A fight over the future of net energy metering (NEM) in California was resolved by a  California Public Utilities Commission (CPUC) May 24 decision on the arcane question of how to define the NEM cap. The definition of the cap had become a battleground over NEM pitting Investor Owned Utilities (IOUs) against renewables advocates.

Following speeches in which they noted the many economic benefits to California from renewables, the commissioners voted unanimously against the IOUs and in favor of a definition of the NEM cap that will allow for much more distributed generation (DG) going forward.

“This is a big, big win,” said Mainstream Energy Director of Government Affairs Ben Higgins.

Like 43 other states, California has a NEM program that allows owners of DG systems of up to one megawatt in capacity, like small wind turbines, combined heat and power systems and rooftop solar systems, to reduce their electricity bills.

For the kilowatt-hours they send to the grid, system owners’ meters turn backwards as they are credited at the same retail rate they pay for the kilowatt-hours they consume.

When California established its NEM program in 1995, it imposed a 0.1 percent cap but used the ambiguous language of “aggregate customer peak demand” to define what the total megawatts of net metered systems should be divided by to calculate the cap percentage. And that calculation remained undefined, even as the CPUC expanded the cap to today’s five percent.

The differing methods used by the IOUs to calculate the bottom term of the cap equation, and the differing percentages thereby obtained, were recently observed by the Interstate Renewable Energy Council (IREC) which, among its other activities, acts as a watchdog group on U.S. net metering programs. IREC filed a motion asking the CPUC for clarity. Commission President Michael Peevey issued a proposed decision April 5.

He pointed out several differences in how the IOUs calculate the percentage of their NEM but noted one key commonality: Pacific Gas and Electric (PG&E), Southern California Edison (SCE) and San Diego Gas and Electric (SDG&E) all use “coincident” peak demand. Renewables advocates argue that “non-coincident” peak demand should be used.

Coincident peak demand is the designated period when all sectors (residential, commercial and industrial) reach their maximum electricity consumption and the state’s consumption peaks.

Non-coincident peak demand is the sum of the individual peaking demands of all customers in the three sectors. Residential peak is typically late afternoon, commercial peak is early midafternoon, and industrial peak can be at night. That sum of all peaks is greater than the total peak demand at any one time of the day.

When the installed DG capacity eligible for NEM divided by the peak demand gets to five percent, the utilities are off the hook. So they want that bottom number to be smaller. Renewables advocates want just the opposite because the larger number keeps what one solar advocate called their “backbone” incentive in place.

Peevey concluded that the legislature “did not intend ‘aggregate customer peak demand’ to mean coincident peak demand…[and] SCE, SDG&E, and PG&E should use the aggregation of customers’ non-coincident peak demands to calculate their caps on NEM participation…” The commission voted 5-0 to validate Peevey's decision.

In comments filed by their attorneys, the IOUs disputed Peevey’s conclusions.

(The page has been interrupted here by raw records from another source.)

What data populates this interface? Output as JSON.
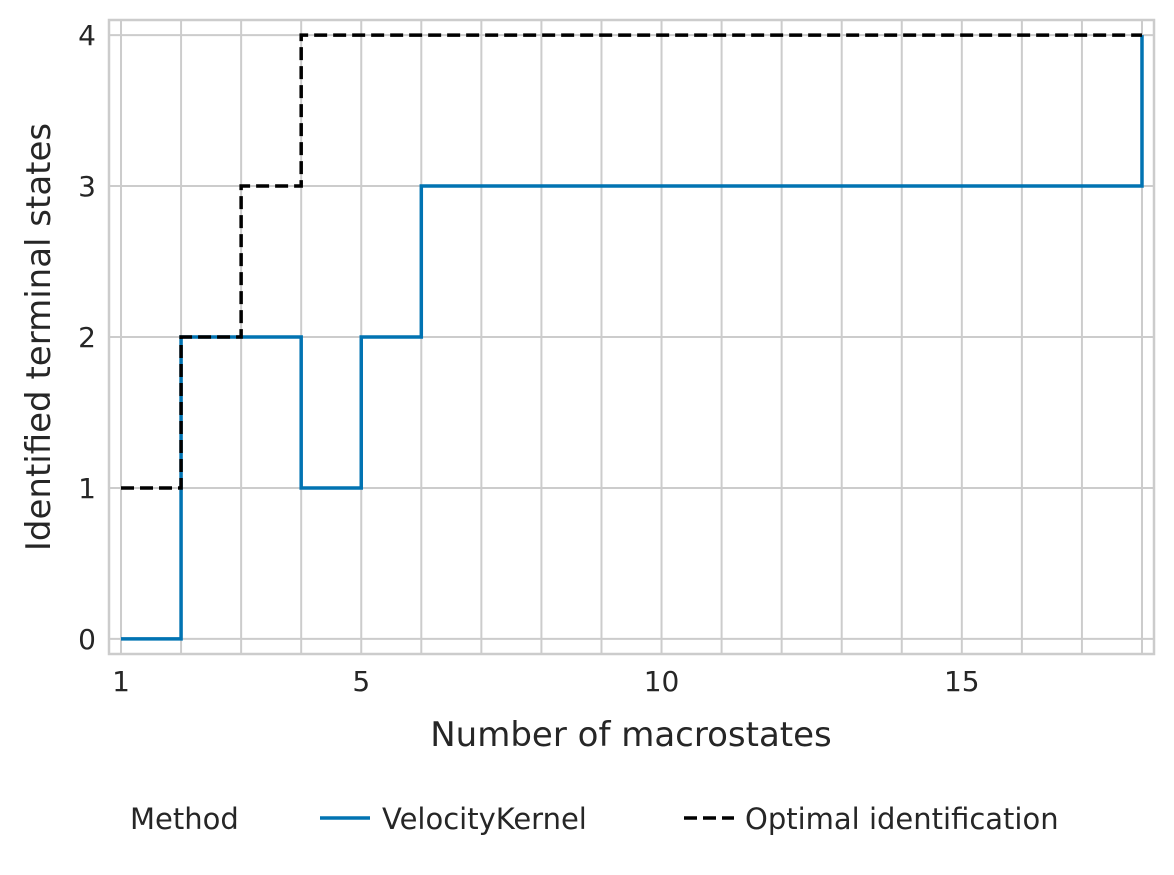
{
  "chart_data": {
    "type": "line",
    "step": "post",
    "xlabel": "Number of macrostates",
    "ylabel": "Identified terminal states",
    "xlim": [
      0.8,
      18.2
    ],
    "ylim": [
      -0.1,
      4.1
    ],
    "xticks": [
      1,
      5,
      10,
      15
    ],
    "yticks": [
      0,
      1,
      2,
      3,
      4
    ],
    "grid": true,
    "legend": {
      "title": "Method",
      "placement": "bottom",
      "entries": [
        "VelocityKernel",
        "Optimal identification"
      ]
    },
    "x": [
      1,
      2,
      3,
      4,
      5,
      6,
      7,
      8,
      9,
      10,
      11,
      12,
      13,
      14,
      15,
      16,
      17,
      18
    ],
    "series": [
      {
        "name": "VelocityKernel",
        "color": "#0173b2",
        "dash": "solid",
        "values": [
          0,
          2,
          2,
          1,
          2,
          3,
          3,
          3,
          3,
          3,
          3,
          3,
          3,
          3,
          3,
          3,
          3,
          4
        ]
      },
      {
        "name": "Optimal identification",
        "color": "#000000",
        "dash": "dashed",
        "values": [
          1,
          2,
          3,
          4,
          4,
          4,
          4,
          4,
          4,
          4,
          4,
          4,
          4,
          4,
          4,
          4,
          4,
          4
        ]
      }
    ]
  }
}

PG&E’s filing complicated the basic dispute by suggesting a change in the way both numbers would be calculated and concluded, “PG&E recognizes that this means more net metering. However…[it] is the better measure of the impact on the grid…”

By raising the issue of the impact of renewables on the grid, PG&E exposed the heart of the real debate between renewables advocates and the IOUs.

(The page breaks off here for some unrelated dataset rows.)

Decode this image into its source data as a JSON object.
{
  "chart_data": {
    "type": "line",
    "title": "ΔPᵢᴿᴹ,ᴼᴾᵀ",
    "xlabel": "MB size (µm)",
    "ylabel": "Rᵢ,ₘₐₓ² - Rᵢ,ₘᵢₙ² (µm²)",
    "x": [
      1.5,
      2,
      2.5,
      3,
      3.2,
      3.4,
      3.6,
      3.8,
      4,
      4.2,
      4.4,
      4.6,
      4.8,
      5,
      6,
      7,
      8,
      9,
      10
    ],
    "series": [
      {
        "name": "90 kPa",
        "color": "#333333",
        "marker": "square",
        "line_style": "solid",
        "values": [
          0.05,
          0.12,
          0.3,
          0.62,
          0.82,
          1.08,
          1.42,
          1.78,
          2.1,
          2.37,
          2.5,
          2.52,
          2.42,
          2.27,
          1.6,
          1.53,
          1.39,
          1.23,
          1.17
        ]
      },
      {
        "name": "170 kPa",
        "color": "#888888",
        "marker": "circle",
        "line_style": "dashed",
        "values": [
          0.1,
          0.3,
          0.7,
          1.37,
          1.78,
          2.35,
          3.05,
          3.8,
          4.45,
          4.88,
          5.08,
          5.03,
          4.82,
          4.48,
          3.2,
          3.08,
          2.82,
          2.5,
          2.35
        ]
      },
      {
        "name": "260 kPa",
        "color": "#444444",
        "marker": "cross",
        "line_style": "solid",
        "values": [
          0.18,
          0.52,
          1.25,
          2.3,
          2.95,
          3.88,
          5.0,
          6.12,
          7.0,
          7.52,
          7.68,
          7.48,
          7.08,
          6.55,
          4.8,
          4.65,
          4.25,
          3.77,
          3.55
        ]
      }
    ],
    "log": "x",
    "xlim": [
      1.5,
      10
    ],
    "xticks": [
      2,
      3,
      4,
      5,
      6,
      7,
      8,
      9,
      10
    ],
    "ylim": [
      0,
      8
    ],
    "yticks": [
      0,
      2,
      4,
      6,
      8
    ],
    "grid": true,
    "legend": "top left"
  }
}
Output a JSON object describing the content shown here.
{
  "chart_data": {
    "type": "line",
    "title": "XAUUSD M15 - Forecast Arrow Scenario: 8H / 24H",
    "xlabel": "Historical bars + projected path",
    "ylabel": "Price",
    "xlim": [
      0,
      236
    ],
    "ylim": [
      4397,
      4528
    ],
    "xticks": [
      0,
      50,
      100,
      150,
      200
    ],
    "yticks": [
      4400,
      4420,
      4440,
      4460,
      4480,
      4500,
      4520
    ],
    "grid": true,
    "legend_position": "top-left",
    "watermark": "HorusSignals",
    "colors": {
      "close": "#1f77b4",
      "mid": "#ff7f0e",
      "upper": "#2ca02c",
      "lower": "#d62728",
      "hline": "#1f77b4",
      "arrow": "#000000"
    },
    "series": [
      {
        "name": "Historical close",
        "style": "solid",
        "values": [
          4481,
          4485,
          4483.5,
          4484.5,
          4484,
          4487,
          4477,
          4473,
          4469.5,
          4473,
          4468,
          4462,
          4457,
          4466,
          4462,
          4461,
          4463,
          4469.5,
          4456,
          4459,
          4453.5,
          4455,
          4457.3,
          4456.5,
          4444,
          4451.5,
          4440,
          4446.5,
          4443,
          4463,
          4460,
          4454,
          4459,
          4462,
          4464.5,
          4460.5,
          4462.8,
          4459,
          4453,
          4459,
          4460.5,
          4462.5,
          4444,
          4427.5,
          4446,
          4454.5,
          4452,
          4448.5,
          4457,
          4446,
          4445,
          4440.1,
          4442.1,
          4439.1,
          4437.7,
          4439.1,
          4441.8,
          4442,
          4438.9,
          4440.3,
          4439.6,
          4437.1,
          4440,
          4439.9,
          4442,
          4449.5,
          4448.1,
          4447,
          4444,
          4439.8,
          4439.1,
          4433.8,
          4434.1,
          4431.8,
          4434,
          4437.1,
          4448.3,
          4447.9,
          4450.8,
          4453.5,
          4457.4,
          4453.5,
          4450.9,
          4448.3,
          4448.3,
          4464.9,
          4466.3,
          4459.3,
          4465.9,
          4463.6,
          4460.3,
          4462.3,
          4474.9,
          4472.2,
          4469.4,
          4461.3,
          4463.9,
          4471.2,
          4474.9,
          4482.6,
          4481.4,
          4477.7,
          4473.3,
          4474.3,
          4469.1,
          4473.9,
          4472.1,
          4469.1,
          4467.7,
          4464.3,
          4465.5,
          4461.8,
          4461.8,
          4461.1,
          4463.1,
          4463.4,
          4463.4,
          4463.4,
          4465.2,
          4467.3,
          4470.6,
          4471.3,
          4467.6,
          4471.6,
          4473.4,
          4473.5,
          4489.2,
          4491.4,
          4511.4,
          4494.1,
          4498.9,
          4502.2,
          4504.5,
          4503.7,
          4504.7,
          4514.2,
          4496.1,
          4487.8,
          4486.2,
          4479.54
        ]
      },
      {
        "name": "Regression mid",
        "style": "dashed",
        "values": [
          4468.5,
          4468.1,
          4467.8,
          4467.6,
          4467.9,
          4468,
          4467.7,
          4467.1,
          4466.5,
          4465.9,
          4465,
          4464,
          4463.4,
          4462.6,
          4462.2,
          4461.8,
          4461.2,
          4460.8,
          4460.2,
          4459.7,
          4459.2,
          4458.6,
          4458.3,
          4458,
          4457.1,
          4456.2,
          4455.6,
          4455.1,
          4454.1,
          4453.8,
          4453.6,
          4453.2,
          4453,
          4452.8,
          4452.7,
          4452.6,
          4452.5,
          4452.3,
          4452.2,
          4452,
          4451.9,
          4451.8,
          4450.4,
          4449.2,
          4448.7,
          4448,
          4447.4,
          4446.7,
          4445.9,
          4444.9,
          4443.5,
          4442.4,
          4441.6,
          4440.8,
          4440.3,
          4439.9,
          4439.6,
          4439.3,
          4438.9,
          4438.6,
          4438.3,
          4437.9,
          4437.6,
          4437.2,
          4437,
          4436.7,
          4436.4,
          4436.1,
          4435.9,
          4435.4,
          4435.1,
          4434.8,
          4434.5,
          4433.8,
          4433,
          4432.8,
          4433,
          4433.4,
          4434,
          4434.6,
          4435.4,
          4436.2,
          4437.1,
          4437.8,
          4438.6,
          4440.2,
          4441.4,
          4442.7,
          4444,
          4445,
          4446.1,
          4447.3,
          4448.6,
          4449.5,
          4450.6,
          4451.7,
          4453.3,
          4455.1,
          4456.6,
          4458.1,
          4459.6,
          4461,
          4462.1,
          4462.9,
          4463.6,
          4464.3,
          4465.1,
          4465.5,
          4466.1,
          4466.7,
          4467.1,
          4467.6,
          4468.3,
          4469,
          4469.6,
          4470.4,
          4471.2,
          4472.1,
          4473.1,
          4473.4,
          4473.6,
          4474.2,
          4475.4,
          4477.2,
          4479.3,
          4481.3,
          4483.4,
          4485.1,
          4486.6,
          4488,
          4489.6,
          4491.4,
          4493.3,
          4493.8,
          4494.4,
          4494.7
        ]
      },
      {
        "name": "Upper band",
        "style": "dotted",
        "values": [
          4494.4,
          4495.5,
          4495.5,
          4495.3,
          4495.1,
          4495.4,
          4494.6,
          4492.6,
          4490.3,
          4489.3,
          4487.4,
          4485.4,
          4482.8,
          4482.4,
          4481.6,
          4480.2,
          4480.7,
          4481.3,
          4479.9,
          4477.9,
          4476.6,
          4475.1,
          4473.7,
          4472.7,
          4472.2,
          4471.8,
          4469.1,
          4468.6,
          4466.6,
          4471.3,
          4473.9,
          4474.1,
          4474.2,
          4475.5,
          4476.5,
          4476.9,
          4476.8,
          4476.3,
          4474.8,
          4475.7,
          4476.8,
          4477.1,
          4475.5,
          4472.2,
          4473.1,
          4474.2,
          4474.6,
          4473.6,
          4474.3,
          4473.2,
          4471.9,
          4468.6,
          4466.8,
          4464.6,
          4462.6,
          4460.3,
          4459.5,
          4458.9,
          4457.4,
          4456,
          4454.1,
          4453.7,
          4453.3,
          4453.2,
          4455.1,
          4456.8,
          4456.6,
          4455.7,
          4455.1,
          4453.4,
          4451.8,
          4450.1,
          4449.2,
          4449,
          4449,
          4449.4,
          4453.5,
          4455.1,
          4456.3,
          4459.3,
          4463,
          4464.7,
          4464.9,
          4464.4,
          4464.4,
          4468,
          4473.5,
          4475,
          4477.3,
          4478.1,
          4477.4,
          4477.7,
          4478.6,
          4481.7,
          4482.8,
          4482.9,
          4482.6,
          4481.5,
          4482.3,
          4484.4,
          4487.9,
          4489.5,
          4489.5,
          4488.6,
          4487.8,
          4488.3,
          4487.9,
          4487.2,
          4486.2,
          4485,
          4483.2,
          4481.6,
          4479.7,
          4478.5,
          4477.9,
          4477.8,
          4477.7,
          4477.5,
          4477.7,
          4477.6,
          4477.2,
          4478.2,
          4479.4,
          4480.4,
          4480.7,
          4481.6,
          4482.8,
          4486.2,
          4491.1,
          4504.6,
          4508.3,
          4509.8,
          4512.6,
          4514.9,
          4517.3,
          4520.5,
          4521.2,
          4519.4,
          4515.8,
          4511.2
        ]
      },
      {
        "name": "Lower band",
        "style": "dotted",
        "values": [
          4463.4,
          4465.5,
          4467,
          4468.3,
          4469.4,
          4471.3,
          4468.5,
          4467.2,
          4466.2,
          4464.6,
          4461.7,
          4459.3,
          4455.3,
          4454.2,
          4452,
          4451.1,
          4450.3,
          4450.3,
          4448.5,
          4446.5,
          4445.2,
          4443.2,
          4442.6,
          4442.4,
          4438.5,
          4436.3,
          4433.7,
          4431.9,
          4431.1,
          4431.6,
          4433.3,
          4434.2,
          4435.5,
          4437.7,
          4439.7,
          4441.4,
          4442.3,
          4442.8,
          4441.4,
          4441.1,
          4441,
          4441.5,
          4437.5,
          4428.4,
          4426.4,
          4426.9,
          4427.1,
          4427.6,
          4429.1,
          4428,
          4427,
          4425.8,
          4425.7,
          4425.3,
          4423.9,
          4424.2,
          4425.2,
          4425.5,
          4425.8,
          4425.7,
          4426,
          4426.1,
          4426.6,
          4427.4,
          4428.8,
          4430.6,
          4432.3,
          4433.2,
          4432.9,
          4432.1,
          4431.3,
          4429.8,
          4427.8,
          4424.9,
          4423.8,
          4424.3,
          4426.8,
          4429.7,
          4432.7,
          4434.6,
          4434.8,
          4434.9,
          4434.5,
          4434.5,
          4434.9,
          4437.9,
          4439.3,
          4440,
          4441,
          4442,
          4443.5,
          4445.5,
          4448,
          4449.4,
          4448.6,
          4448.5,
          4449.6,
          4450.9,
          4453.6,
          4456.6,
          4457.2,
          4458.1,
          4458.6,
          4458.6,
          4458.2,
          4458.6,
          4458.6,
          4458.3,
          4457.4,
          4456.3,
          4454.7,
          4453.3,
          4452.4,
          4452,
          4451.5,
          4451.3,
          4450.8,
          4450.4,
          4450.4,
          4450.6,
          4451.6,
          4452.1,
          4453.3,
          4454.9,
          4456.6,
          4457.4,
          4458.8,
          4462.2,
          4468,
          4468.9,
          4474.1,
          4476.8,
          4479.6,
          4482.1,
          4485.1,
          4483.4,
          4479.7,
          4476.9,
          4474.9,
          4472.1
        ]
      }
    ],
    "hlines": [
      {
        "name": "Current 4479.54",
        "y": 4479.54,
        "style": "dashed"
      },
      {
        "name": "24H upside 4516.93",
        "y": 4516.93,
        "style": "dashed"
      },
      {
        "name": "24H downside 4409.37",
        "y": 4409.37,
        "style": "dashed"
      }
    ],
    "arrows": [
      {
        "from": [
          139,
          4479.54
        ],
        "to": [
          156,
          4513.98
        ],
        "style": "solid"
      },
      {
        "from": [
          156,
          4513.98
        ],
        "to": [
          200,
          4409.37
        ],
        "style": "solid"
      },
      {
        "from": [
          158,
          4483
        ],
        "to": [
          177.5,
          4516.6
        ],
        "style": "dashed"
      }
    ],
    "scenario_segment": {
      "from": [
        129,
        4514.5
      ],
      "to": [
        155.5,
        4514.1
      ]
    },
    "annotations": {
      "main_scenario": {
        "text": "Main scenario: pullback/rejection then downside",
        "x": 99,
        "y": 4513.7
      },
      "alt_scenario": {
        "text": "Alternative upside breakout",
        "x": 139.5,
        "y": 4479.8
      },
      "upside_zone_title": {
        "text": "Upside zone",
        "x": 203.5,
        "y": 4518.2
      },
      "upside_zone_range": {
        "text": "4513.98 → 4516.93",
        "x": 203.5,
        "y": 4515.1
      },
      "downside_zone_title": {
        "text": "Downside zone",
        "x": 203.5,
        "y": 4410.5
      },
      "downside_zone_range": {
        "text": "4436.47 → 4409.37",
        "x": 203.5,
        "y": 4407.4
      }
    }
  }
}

The utilities pointed out that of the three parts of the standard electricity bill, only one covers the price of electricity generated. The other charges cover the costs of delivering electricity through the transmission and distribution infrastructure. When NEM customers’ bills are reduced by the retail rate, they escape paying their fair share of costs for infrastructure they use as much as non-NEM customers. And, the utilities argued, it shifts costs to other ratepayers.

But the difference between the generation cost and the full retail cost of electricity is not necessarily a subsidy if the cost shifted to other ratepayers pays for benefits to them as well.

Consulting firm Crossborder Energy principal Tom Beach did a thorough cost-benefit analysis that was based on PG&E data and included a review of two previous cost-benefit analyses. It showed that if the higher value of the power not consumed due to the use of DG is considered, the benefits to the utility are greater and the costs to the other ratepayers are offset.

The biggest component of the benefit, Beach said, is the savings on power plant use and fossil fuel use. Such energy and capacity savings, Beach said, comprise 60 to 70 percent of the benefit to all ratepayers from the rooftop solar facilitated by NEM. And, Beach added, transmission and distribution system savings avoid the costs of line losses and the need for new transmission that provide another ten percent to twenty percent of the benefits from NEM.

Beach’s calculations came to a net benefit from NEM of two cents per kilowatt-hour for commercial and industrial systems, a cost of two cents per kilowatt-hour for residential systems, and, in sum, no cost extra cost of any significance to ratepayers.